The most remarkable moment of the film — and it will likely go viral when it comes out — was footage the producers procured of Gastineau last fall going up to longtime NFL quarterback Brett Favre at a memorabilia show in Chicago and laying into a bewildered-looking Favre about letting New York Giants defensive end Michael Strahan break Gastineau’s 1984 single-season sack record of 22 (Strahan holds the current record with 22.5 on a gifted sack from Favre in 2001). The footage has never aired publicly.
“It is the real-time moment of the film, and it has never been seen before,” Rodgers said. “We found out that they were going to be together at a card show in Chicago signing autographs, though Abdul ended up not making it. Our goal was to just capture the three of them together. When we got there, Mark was discussing with Klecko and Lyons the fact that Brett Favre was there and how he’s finally going to go talk to him because he had never had a chance to confront him. We were following Mark and when it happened, and it’s as genuine as it looks. He was 100 percent expressing that hurt. I think Farve was 100 percent bewildered at the response and the vehemence of it.

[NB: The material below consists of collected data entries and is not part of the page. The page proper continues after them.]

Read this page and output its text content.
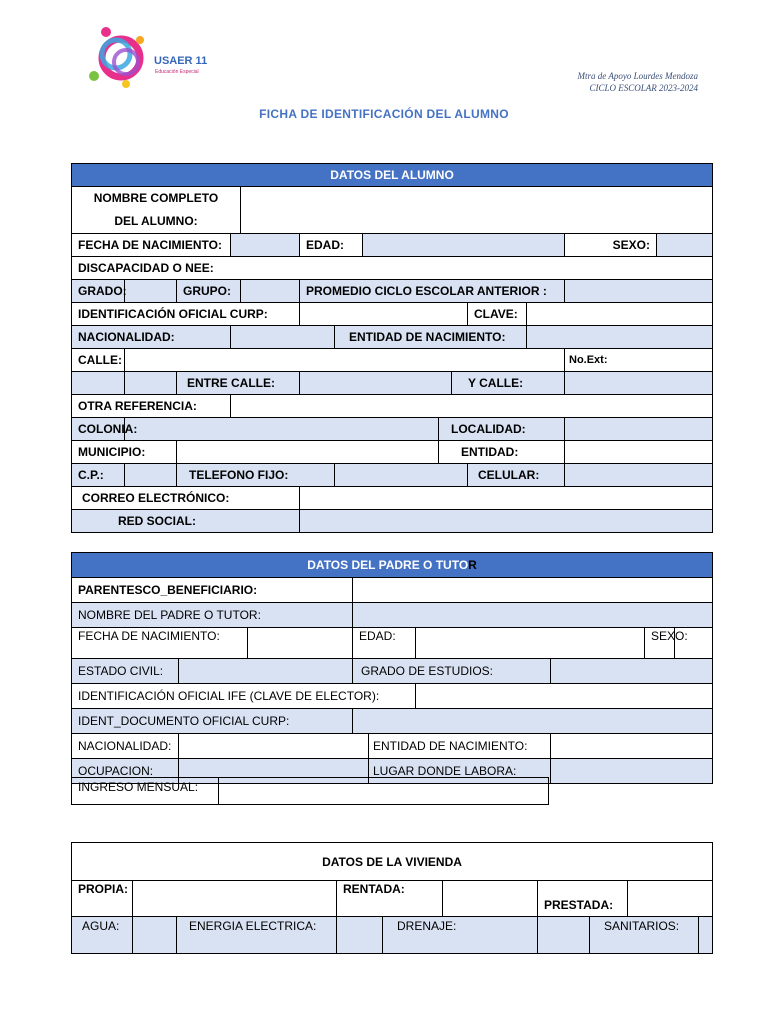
USAER 11
Educación Especial	Mtra de Apoyo Lourdes Mendoza
CICLO ESCOLAR 2023-2024
FICHA DE IDENTIFICACIÓN DEL ALUMNO
DATOS DEL ALUMNO													

NOMBRE COMPLETO
DEL ALUMNO:													

FECHA DE NACIMIENTO:					EDAD:							SEXO:	
DISCAPACIDAD O NEE:													
GRADO:		GRUPO:			PROMEDIO CICLO ESCOLAR ANTERIOR :								
IDENTIFICACIÓN OFICIAL CURP:										CLAVE:			
NACIONALIDAD:						ENTIDAD DE NACIMIENTO:							
CALLE:												No.Ext:	
		ENTRE CALLE:							Y CALLE:				
OTRA REFERENCIA:													
COLONIA:								LOCALIDAD:					
MUNICIPIO:								ENTIDAD:					
C.P.:		TELEFONO FIJO:								CELULAR:			
CORREO ELECTRÓNICO:													
RED SOCIAL:													
DATOS DEL PADRE O TUTOR								
PARENTESCO_BENEFICIARIO:								
NOMBRE DEL PADRE O TUTOR:								
FECHA DE NACIMIENTO:			EDAD:				SEXO:	
ESTADO CIVIL:			GRADO DE ESTUDIOS:					
IDENTIFICACIÓN OFICIAL IFE (CLAVE DE ELECTOR):								
IDENT_DOCUMENTO OFICIAL CURP:								
NACIONALIDAD:				ENTIDAD DE NACIMIENTO:				
OCUPACION:				LUGAR DONDE LABORA:				
INGRESO MENSUAL:	
DATOS DE LA VIVIENDA									
PROPIA:			RENTADA:			PRESTADA:			
AGUA:		ENERGIA ELECTRICA:		DRENAJE:			SANITARIOS:		
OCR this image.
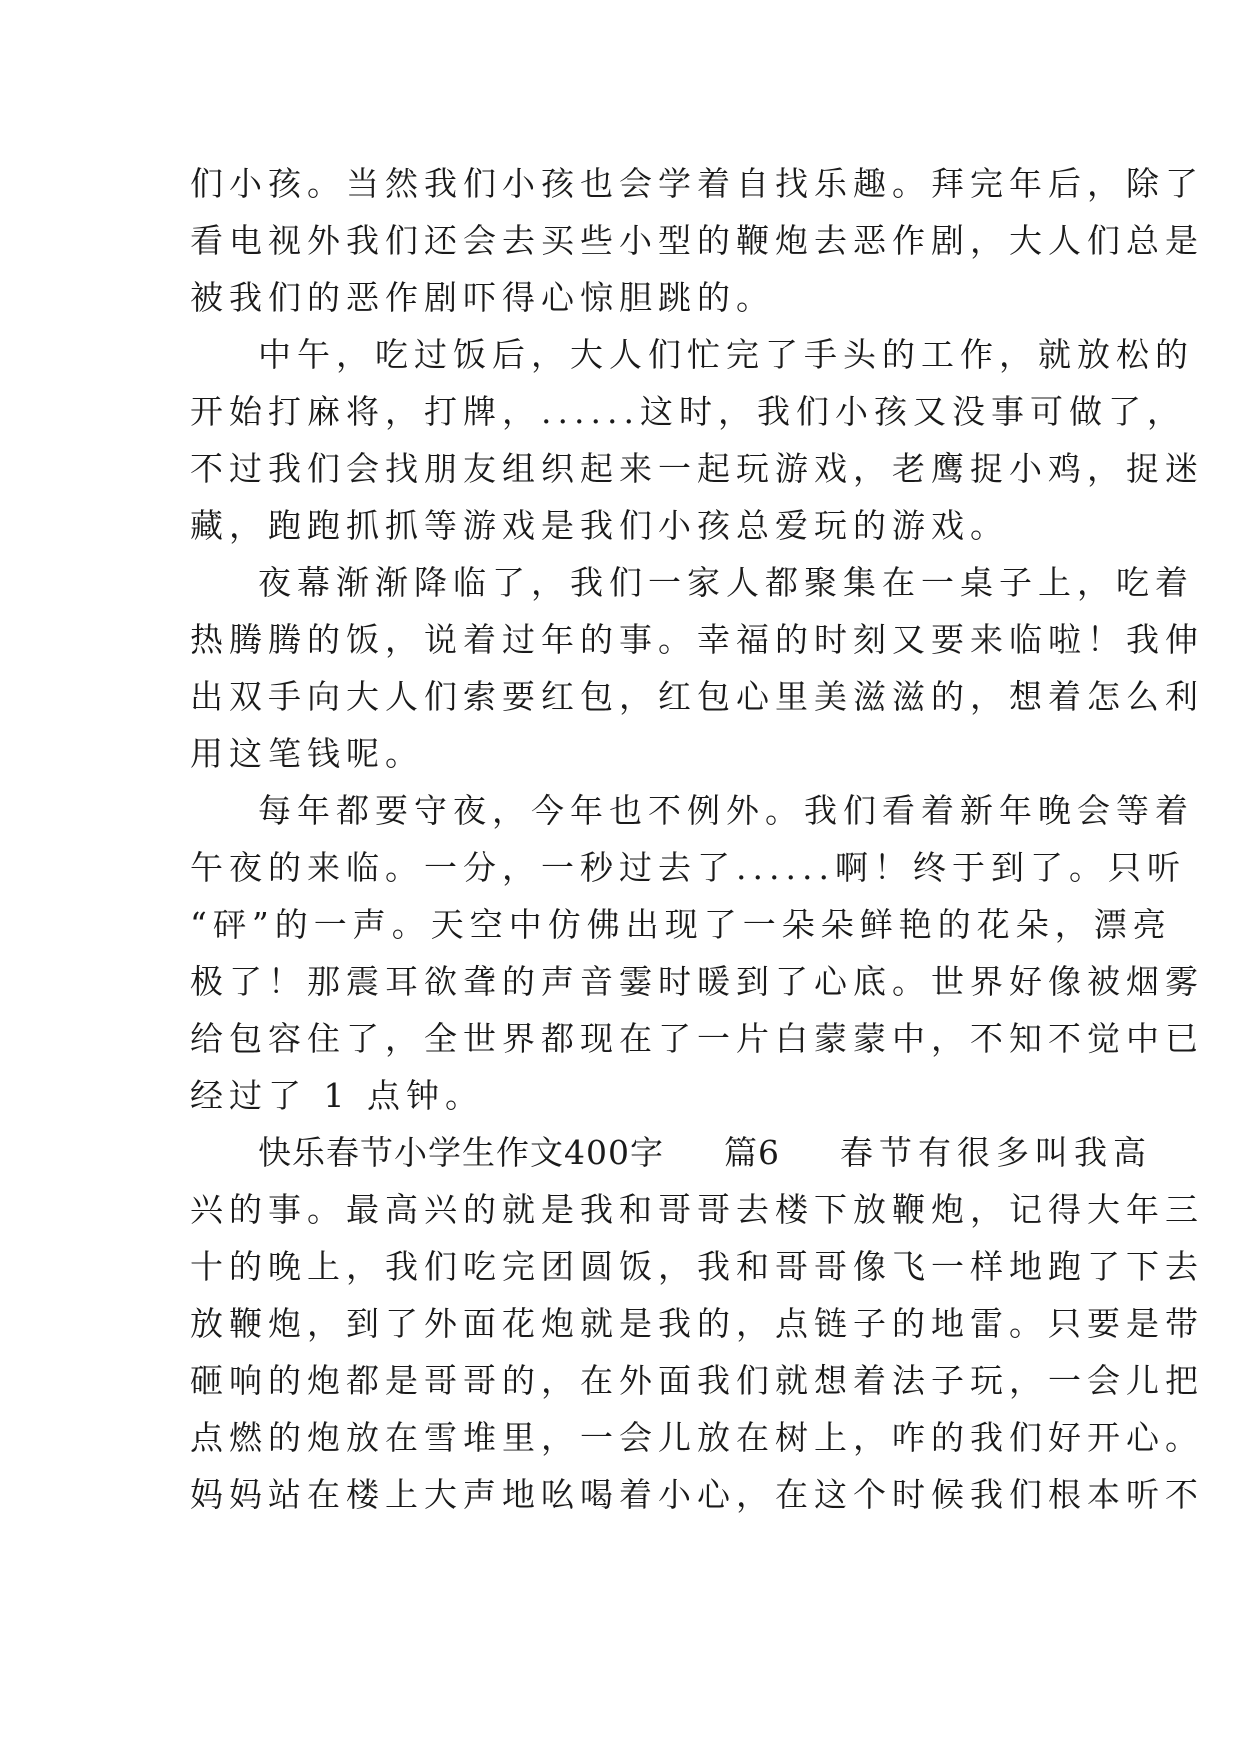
们小孩。当然我们小孩也会学着自找乐趣。拜完年后，除了
看电视外我们还会去买些小型的鞭炮去恶作剧，大人们总是
被我们的恶作剧吓得心惊胆跳的。

中午，吃过饭后，大人们忙完了手头的工作，就放松的
开始打麻将，打牌，......这时，我们小孩又没事可做了，
不过我们会找朋友组织起来一起玩游戏，老鹰捉小鸡，捉迷
藏，跑跑抓抓等游戏是我们小孩总爱玩的游戏。

夜幕渐渐降临了，我们一家人都聚集在一桌子上，吃着
热腾腾的饭，说着过年的事。幸福的时刻又要来临啦！我伸
出双手向大人们索要红包，红包心里美滋滋的，想着怎么利
用这笔钱呢。

每年都要守夜，今年也不例外。我们看着新年晚会等着
午夜的来临。一分，一秒过去了......啊！终于到了。只听
“砰”的一声。天空中仿佛出现了一朵朵鲜艳的花朵，漂亮
极了！那震耳欲聋的声音霎时暖到了心底。世界好像被烟雾
给包容住了，全世界都现在了一片白蒙蒙中，不知不觉中已
经过了 1 点钟。

快乐春节小学生作文400字 篇6 春节有很多叫我高
兴的事。最高兴的就是我和哥哥去楼下放鞭炮，记得大年三
十的晚上，我们吃完团圆饭，我和哥哥像飞一样地跑了下去
放鞭炮，到了外面花炮就是我的，点链子的地雷。只要是带
砸响的炮都是哥哥的，在外面我们就想着法子玩，一会儿把
点燃的炮放在雪堆里，一会儿放在树上，咋的我们好开心。
妈妈站在楼上大声地吆喝着小心，在这个时候我们根本听不
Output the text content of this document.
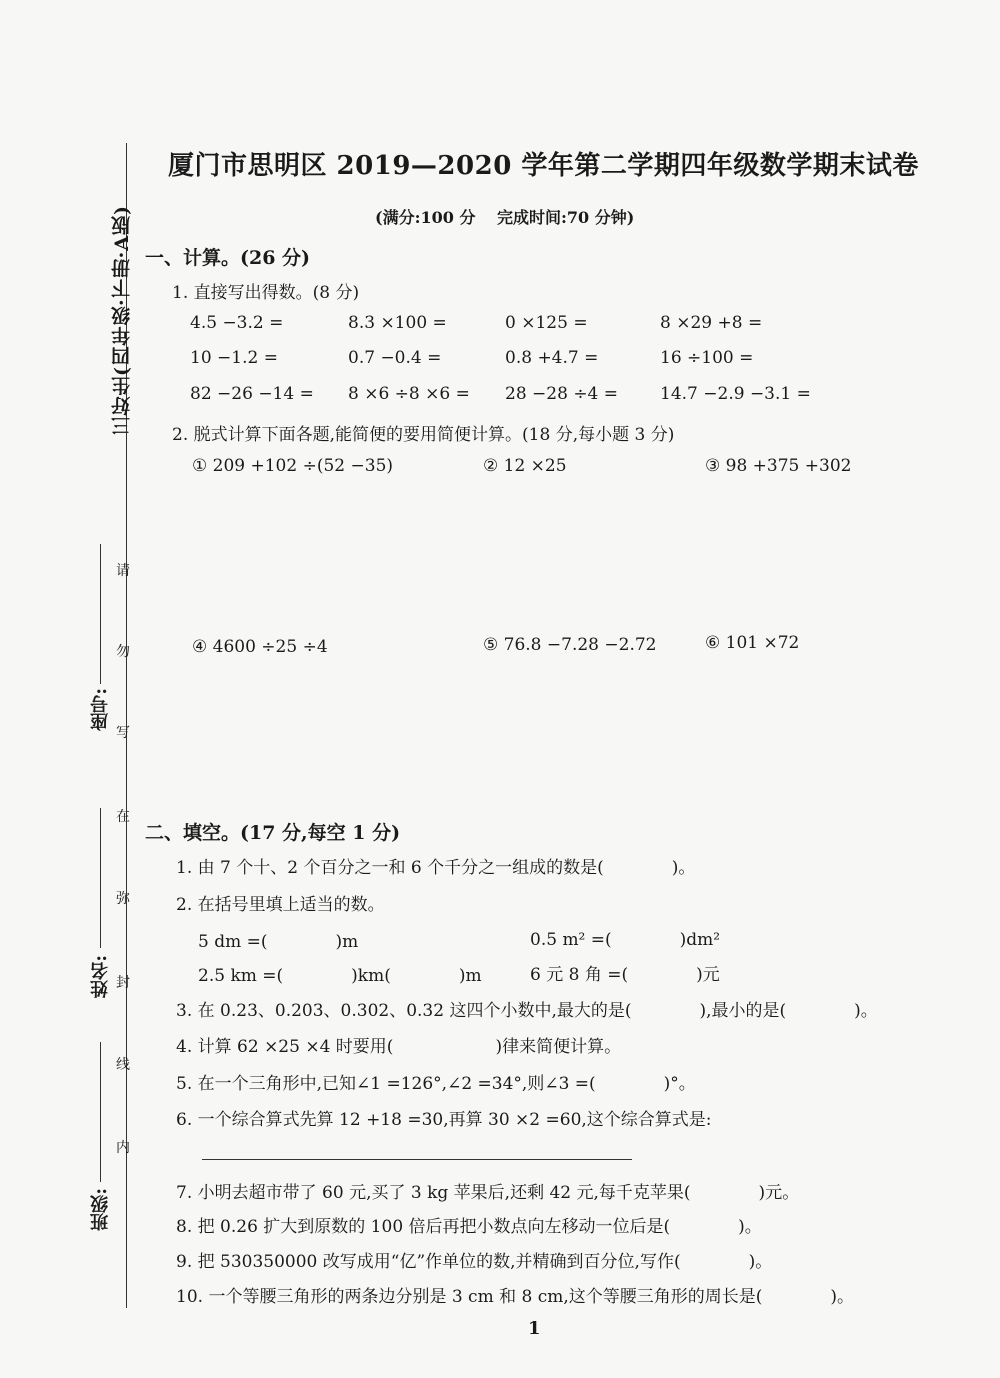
三好生(四年级·下册·A版)
座号:
姓名:
班级:
请
勿
写
在
弥
封
线
内
厦门市思明区 2019—2020 学年第二学期四年级数学期末试卷
(满分:100 分　 完成时间:70 分钟)
一、计算。(26 分)
1. 直接写出得数。(8 分)
4.5 −3.2 =	8.3 ×100 =	0 ×125 =	8 ×29 +8 =
10 −1.2 =	0.7 −0.4 =	0.8 +4.7 =	16 ÷100 =
82 −26 −14 = 8 ×6 ÷8 ×6 = 28 −28 ÷4 = 14.7 −2.9 −3.1 =
2. 脱式计算下面各题,能简便的要用简便计算。(18 分,每小题 3 分)
① 209 +102 ÷(52 −35)	② 12 ×25	③ 98 +375 +302
④ 4600 ÷25 ÷4	⑤ 76.8 −7.28 −2.72	⑥ 101 ×72
二、填空。(17 分,每空 1 分)
1. 由 7 个十、2 个百分之一和 6 个千分之一组成的数是(　　　　)。
2. 在括号里填上适当的数。
5 dm =(　　　　)m	0.5 m² =(　　　　)dm²
2.5 km =(　　　　)km(　　　　)m	6 元 8 角 =(　　　　)元
3. 在 0.23、0.203、0.302、0.32 这四个小数中,最大的是(　　　　),最小的是(　　　　)。
4. 计算 62 ×25 ×4 时要用(　　　　　　)律来简便计算。
5. 在一个三角形中,已知∠1 =126°,∠2 =34°,则∠3 =(　　　　)°。
6. 一个综合算式先算 12 +18 =30,再算 30 ×2 =60,这个综合算式是:
7. 小明去超市带了 60 元,买了 3 kg 苹果后,还剩 42 元,每千克苹果(　　　　)元。
8. 把 0.26 扩大到原数的 100 倍后再把小数点向左移动一位后是(　　　　)。
9. 把 530350000 改写成用“亿”作单位的数,并精确到百分位,写作(　　　　)。
10. 一个等腰三角形的两条边分别是 3 cm 和 8 cm,这个等腰三角形的周长是(　　　　)。
1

“It got serious very quickly,” Rodgers continued. “Everyone in the room realized it was serious. I don’t know that there was a thought that they would come to blows, but there was true emotion. It really does still stick with Mark. He feels it’s an unfair breaking of his record. I think if he were to blame anybody, he might blame the NFL for letting it happen second to Favre first. I don’t want to speak for him, but I think he feels robbed by that moment.”